Zwischendrin: Erinnerungen. Soylent Green taucht vor dem geistigen Rückspiegel auf. Kubricks 2001 winkt aus der Ferne – Arrival vielleicht … Aber ‚Upload‘ ist ein Stück, das vom Kopieren erzählt, ohne jemals Kopie zu sein. ‚Upload‘ grenzt ans Ultimative. Alles beginnt in einem Nichts. Man ahnt nicht, was kommen wird. Da sitzt man und denkt: Oper. Und dann passiert das Leben. Man steht vor den eigenen Erinnerungen. Den Erwartungen. Den Hoffnungen. Den Träumen, die keine Träume mehr sind, weil sie sich aus der Deckung des Unanstastbaren gewagt haben. ‚Upload‘ ist Film und Oper, Traum und Wachsein.

Genial unmerklich

‚Upload‘ – das ist nicht nur die Musik – es ist auch ein immenser Aufwand an Technik, der aber nicht mehr ist als ein Mittel zum Zweck. Die Technik verschwindet hinter dem Wunderbaren. Es gibt Stellen, die atemraubend sind. Das Ensemble auf der Bühne: hervorragend. In seiner Musikalität. In der Perfektion. In der Konzentration auf das Zurückgenommensein. Julia Bullock und Roderick Williams demonstrieren eindrucksvoll, dass Gesang anrührend, weil schlicht sein kann. ‘Upload’ erlaubt das, denn was Michel van der Aa komponiert und konzipiert hat, ist kammermusikalisch, ohne klein zu wirken. ‘Upload’ ist eine Oper in der Dimension des Liedes. Die Inszenierung: genial in ihrer Unmerklichkeit. Man glaubt zu spüren, dass alles hier (Komposition, Inszenierung, Libretto, Filmspkript) aus einer Hand stammt – aus einem Kopf: aus einer Vorstellung. Der zugehörige Name: Michel van der Aa. “Er ist”, heißt es im Begleittext, “einer der herausragenden niederländischen Komponisten seiner Generation.” Man kann das nur unterschreiben. Da war einer am Werk, der ein Gesamtkonzept denken und umsetzen kann. Da beherrscht einer seinen Stoff bis in die kleinste Faser. Da entsteht, während man staunend dasitzt, etwas Großartiges.

Ewigkeitsgaukelei

‚Upload‘ ist eine Studie über das Verschwinden im Denken und die Gefahr, die von  einer fahlen Ewigkeitsgaukelei ausgeht. Was wäre, wenn man ewig lebte und dafür sterben müsste? Der Gedanke ist nicht neu, aber ‚Upload‘ dimensioniert das Denken neu, weil das Stück es schafft, dass man am Ende selbst auf dieser Bühne zu stehen scheint. ‚Upload‘ ist der Versuch, am Rande eines schwarzen Lochs dem Unmöglichen zu entkommen. Das Stück ist ein Gedankenexperiment: In einer Art Fabrik treffen Menschen zum Upload ein. Sie werden am Ende zu einem digitalen Ableger ihrer selbst. Ist der (digitale) Upload erstellt, endet das analoge Leben. Kopien sind nicht vorgesehen. Ein neues Original entsteht – es ist Original ohne Verfallsdatum.

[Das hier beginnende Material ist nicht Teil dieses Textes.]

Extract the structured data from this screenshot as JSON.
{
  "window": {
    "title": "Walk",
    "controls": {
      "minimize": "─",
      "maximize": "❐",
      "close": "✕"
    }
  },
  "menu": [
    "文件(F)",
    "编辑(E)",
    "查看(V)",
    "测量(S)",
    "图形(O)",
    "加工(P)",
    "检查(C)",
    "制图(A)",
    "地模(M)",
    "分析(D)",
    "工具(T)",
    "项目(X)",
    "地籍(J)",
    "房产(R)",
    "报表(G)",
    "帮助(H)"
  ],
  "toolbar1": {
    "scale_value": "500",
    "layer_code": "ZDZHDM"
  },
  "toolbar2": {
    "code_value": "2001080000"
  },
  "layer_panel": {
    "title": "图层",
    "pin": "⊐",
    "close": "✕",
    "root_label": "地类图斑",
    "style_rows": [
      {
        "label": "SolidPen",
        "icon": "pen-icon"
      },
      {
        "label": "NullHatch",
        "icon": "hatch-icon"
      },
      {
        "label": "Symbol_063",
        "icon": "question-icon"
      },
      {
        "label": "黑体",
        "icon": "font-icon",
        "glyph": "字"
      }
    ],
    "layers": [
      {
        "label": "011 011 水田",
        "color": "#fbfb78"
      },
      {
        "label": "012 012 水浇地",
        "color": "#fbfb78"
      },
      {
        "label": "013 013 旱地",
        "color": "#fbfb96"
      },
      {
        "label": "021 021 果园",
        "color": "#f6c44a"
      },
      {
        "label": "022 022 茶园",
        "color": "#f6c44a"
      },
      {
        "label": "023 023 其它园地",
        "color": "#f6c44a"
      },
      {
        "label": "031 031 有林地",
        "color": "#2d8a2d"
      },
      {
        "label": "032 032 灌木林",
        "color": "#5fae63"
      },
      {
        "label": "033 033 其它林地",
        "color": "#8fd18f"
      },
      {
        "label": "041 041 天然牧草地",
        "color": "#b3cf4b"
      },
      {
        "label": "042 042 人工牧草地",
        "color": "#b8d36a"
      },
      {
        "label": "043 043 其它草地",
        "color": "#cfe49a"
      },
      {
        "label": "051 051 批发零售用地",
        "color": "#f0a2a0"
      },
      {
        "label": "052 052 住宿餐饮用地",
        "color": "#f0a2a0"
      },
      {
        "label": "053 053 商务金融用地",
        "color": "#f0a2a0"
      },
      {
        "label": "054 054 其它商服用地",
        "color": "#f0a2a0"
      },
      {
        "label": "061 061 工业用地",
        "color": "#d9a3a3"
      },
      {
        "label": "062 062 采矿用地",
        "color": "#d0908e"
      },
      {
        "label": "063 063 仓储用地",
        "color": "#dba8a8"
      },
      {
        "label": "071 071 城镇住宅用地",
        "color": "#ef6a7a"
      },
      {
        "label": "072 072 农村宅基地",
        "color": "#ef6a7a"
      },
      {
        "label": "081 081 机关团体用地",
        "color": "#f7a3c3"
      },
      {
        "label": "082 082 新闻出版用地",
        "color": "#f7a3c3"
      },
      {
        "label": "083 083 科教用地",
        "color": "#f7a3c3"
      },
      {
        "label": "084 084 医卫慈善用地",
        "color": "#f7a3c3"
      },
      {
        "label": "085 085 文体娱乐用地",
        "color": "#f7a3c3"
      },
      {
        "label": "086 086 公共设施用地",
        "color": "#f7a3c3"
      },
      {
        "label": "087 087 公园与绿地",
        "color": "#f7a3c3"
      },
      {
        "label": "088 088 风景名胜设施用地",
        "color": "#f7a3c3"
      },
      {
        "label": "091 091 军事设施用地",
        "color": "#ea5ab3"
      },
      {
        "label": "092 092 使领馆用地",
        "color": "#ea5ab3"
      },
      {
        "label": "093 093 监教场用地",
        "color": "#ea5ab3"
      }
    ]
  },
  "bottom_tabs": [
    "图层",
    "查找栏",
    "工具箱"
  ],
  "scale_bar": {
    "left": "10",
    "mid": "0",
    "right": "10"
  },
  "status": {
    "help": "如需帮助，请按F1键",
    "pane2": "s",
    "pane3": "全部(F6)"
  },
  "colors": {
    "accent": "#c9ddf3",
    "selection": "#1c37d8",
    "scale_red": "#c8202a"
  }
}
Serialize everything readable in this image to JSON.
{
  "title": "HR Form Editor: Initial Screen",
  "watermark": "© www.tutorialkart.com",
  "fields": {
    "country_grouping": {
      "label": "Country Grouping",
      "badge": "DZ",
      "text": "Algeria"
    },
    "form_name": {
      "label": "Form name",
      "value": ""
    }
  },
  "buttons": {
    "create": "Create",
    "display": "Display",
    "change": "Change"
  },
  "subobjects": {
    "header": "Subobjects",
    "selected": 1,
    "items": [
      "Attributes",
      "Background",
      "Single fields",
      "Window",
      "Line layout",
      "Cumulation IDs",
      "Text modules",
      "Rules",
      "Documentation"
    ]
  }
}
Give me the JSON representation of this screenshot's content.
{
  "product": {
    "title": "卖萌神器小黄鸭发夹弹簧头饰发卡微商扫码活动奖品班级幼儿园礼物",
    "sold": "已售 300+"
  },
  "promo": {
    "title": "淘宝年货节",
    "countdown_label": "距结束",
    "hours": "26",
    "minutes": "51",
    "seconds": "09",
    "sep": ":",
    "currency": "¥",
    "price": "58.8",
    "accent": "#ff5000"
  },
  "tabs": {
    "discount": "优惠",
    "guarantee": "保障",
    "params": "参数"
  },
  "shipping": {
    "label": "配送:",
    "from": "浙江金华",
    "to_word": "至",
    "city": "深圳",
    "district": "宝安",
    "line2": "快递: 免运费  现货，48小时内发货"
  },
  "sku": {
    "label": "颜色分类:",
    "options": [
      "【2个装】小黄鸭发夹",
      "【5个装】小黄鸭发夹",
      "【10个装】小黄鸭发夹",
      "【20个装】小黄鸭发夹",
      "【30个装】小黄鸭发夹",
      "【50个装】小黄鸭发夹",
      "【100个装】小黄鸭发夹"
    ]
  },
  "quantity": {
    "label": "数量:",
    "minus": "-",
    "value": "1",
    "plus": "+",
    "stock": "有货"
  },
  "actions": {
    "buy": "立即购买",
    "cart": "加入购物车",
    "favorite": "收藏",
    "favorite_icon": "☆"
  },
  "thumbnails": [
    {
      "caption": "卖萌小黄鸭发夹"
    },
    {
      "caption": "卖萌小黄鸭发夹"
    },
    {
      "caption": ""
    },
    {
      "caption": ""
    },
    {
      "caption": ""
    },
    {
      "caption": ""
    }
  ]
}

Was, wenn jemand käme und die Kopie löscht? Was, wenn das Ende kein Ende ist? Wie unendlich ist der Raum zwischen zwei Fingerspitzen? Bleibt etwas Wunderbares, wenn alles Denkenfühlen entschlüsselt ist? ‚Upload‘ ist ein ganz großes Stück Kunst, weil es nicht in die Falle tappt, Kunststück sein zu wollen. ‚Upload‘ löst keine Probleme – beantwortet keine Fragen. Doch – eine vielleicht: Hat sich Oper überholt? Die Antwort: Nein. Fett gedruckt. Unterstrichen. Großbuchstaben.

Leider ist ‘Upload’ nur noch am Dienstag, 19. April, Mittwoch 20. April, und Freitag, 22. April – jeweils um 19.30 Uhr – zu sehen.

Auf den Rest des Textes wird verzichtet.